Als die Impf-Kampagne der türkis-grünen Bundesregierung anlief, galt man nach zwei Impfdosen als „vollimmunisiert“. Während bundesweit demnächst auch bei vielen dreifach Geimpften der „Grüne Pass“ abläuft, kokettieren erste Epidemiologen bereits mit einer vierten Dosis für die gesamte Bevölkerung. Über all dem schwebt weiterhin das Damoklesschwert der Scharfstellung der Impfpflicht.
Krems. – Im Interview mit dem öffentlich-rechtlichen ORF bekundete Gerald Gartlehner von der Donau-Universität Krems: „Jeder und jede sollte irgendwann über den vierten Stich nachdenken. Personen, die vulnerabel sind, besser früher als später. Aber wir sollten alle vor dem Herbst den zweiten Booster irgendwann bekommen.“ Damit solle sich die Bevölkerung auf eine noch unbekannte epidemiologische Lage in den kalten Monaten vorbereiten. Auch die Anwendung der Impfpflicht wäre dann möglich.
Rückläufiger Schutz nach wenigen Monaten
Bei Risikogruppen sähe Gartlehner den richtigen Zeitpunkt für das nächste „Jaukerl“ sofort. Dies hält er für notwendig, weil Studien darlegen würden, dass „der Schutz nach drei Impfungen nach vier Monaten relativ schnell wieder nach unten geht.“ Für alle anderen gebe es „hoffentlich im Herbst eine angepasste Impfung, die uns auch gegen Omikron besser schützt“.

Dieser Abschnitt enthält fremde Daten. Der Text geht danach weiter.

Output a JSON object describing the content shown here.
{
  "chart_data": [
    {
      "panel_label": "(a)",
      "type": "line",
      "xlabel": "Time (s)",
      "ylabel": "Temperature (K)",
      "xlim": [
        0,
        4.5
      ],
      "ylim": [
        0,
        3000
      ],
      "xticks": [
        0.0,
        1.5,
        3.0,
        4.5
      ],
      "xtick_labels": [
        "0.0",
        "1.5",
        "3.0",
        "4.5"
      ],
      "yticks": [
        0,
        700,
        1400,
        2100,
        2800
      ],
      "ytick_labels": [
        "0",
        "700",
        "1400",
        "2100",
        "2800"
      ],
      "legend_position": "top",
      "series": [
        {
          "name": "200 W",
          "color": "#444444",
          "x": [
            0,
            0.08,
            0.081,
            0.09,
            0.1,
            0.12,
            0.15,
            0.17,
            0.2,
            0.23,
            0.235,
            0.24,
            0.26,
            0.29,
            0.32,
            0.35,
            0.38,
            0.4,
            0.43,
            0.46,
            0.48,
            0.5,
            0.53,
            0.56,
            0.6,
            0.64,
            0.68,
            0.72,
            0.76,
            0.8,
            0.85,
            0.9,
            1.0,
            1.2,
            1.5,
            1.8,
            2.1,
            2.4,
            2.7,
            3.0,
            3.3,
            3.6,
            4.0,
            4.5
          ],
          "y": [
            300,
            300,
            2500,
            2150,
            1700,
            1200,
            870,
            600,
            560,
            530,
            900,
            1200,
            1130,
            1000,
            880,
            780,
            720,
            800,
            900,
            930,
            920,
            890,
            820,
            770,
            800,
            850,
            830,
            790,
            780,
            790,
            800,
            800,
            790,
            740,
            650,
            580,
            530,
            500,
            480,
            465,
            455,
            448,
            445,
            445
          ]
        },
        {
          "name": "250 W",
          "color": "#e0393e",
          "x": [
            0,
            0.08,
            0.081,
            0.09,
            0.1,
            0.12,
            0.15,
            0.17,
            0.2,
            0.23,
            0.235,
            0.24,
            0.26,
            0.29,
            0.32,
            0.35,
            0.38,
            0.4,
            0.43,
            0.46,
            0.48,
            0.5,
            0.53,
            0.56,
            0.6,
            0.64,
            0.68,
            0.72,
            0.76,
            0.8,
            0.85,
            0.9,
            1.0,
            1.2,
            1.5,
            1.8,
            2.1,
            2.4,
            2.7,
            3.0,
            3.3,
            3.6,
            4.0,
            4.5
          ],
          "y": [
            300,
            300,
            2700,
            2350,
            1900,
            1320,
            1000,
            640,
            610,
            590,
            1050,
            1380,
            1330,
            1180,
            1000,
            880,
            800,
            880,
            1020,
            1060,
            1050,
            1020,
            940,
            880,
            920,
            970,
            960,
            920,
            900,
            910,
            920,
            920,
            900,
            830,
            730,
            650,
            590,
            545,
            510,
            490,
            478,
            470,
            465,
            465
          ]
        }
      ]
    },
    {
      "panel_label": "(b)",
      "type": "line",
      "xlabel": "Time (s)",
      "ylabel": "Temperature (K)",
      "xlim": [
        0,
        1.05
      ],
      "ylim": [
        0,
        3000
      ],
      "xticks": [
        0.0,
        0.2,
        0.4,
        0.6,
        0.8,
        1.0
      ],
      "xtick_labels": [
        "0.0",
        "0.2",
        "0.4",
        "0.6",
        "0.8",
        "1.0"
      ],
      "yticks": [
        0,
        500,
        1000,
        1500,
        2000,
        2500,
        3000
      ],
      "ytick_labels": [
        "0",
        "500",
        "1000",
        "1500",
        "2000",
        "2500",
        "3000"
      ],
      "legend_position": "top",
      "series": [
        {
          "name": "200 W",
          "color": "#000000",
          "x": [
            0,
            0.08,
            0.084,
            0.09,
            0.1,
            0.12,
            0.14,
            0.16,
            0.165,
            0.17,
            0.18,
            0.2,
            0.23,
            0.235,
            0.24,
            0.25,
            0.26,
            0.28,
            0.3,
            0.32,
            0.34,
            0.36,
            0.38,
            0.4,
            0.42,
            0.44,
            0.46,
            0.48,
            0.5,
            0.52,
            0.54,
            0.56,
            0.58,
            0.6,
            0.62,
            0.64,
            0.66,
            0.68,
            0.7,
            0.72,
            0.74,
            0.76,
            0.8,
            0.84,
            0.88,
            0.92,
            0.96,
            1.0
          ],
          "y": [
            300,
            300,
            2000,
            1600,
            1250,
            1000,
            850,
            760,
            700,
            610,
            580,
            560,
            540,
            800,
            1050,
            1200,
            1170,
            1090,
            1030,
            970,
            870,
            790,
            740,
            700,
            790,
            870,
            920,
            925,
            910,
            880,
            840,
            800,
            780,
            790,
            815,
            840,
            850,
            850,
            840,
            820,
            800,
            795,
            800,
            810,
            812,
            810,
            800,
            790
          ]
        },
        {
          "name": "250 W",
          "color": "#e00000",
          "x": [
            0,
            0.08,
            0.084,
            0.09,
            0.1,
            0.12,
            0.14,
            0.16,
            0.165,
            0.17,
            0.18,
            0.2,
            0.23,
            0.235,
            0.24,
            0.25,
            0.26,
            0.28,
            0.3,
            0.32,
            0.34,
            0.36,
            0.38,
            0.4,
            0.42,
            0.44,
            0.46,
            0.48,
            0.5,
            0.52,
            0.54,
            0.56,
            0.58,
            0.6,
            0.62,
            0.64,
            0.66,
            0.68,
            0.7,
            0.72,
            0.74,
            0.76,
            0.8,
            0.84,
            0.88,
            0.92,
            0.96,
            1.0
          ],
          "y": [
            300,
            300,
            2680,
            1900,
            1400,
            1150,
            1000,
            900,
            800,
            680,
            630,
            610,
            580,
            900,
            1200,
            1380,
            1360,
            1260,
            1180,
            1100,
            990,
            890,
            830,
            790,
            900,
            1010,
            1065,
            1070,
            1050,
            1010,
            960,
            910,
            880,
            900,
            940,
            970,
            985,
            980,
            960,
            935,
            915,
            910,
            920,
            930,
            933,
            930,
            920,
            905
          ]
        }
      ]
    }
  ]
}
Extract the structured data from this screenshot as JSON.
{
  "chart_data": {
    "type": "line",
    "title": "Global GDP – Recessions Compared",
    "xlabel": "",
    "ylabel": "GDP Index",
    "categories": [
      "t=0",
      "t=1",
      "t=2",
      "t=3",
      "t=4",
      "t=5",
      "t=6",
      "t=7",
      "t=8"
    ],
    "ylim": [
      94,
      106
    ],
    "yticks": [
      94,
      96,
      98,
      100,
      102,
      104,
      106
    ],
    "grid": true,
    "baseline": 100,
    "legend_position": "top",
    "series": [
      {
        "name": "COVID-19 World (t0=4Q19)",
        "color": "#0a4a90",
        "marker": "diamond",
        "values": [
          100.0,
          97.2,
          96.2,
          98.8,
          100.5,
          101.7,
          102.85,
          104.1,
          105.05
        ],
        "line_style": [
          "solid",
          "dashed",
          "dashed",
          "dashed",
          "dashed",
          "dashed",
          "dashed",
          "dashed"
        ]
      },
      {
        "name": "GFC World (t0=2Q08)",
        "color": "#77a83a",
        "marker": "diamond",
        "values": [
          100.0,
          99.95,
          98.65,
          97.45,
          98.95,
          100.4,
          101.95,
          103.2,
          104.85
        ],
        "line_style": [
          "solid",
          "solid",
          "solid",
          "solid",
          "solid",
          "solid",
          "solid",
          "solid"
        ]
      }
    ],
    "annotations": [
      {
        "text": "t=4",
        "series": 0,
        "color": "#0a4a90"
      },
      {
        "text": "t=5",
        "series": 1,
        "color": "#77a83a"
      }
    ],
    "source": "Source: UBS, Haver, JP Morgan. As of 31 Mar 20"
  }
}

Gartlehner kokettiert mit scharfer Impfpflicht
Auch die Scharfstellung der Impfpflicht kann er sich vorstellen – und zwar dann, wenn eine andere Mutante als Omikron vorherrscht: „Wenn weiterhin Omikron dominant ist, dann werden wir die Impfpflicht mit großer Wahrscheinlichkeit nicht brauchen. Wenn eine neue Mutation auftritt, dann muss das neu bewertet werden und dann muss vielleicht auch die Impfpflicht kommen.“
Diese Einschätzung ist besonders deshalb beachtlich und alarmierend, weil Gartlehner eine jener Stimmen war, die im Jänner eine Neubewertung des staatlichen Spritzenzwangs forderten. Dies begründete er damals mit der wachsenden Hintergrundimmunität durch Omikron. Einen vierten Stich empfahl er damals bestenfalls für vulnerable Personen und Mitarbeiter der Gesundheitsberufe. Ohne eine andere Variante brauche die restliche Bevölkerung aber keine ständige Auffrischung.
Auffrischung bei neuer Variante
Von dieser Meinung rückt er nun allmählich ab. Im Sommer könne man wohl abschätzen, welche Variante im Herbst vorherrschen wird. Derzeit erreicht die relativ milde Omikron-Variante erreicht derzeit zahlreiche Personen – und zwar unabhängig ihres Impfstatus. Die 7-Tages-Inzidenz ist sogar bei Personen, die sich nur auf die Vakzine verließen, höher als die Reinfektionsgefahr von Personen nach jedweder Genesung.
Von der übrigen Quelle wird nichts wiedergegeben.